The problem asks us to determine the interval of time at which the particle is moving with increasing speed.

The particle moving with increasing speed is the same as saying its velocity is increasing. If we want to know where the velocity is increasing, we will look at the acceleration:

1. Anywhere the acceleration values are negative, the velocity is decreasing.
2. Anywhere the acceleration value(s) = 0, the velocity is at a maximum or minimum
3. Anywhere the acceleration values are positive, the velocity is increasing

Using the graph, we can easily tell where the values for acceleration are positive:

The graph for the acceleration function shows that acceleration is linear and acceleration is zero at t=2.33 seconds. For values of t greater than 2.33, acceleration is positive.

Since wherever acceleration is positive shows where the velocity is increasing, we have our interval for when the velocity is increasing and that is when t > 2.33 or (2.33,∞).

The interval of time at which the particle is moving with increasing speed is (2.33,∞).

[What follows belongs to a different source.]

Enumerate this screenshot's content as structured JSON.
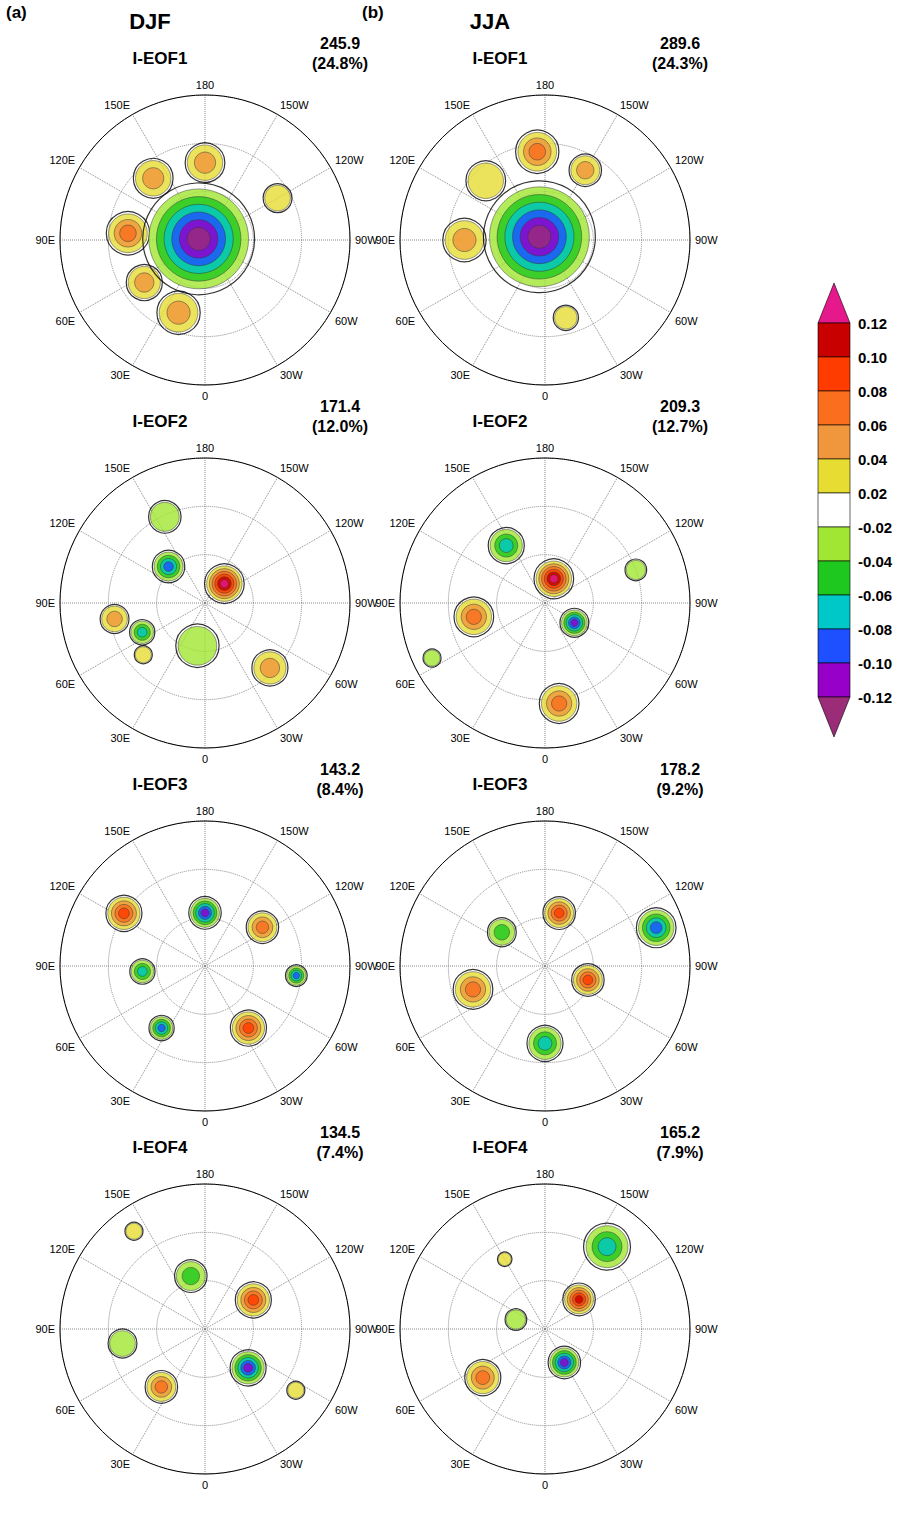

Wow! I didn't see the part about using definite integrals to solve this problem. You wouldn't integrate the s function and get any useful information. Maybe you take the derivatives like I did and set them equal to zero and that would give you intervals. It seems redundant though, to take the derivatives, then integrate them, but I think you must, because that may be the only way to determine your intervals.

So when you set the acceleration function to zero, you get t = 2.33 seconds. This means you have an interval from (0,2.33) and another interval from (2.33,∞). Then I suppose, you can integrate the acceleration function with those intervals??

Given the problem, I would ask why would we want to use definite integrals to solve, when we can use derivatives to solve instead.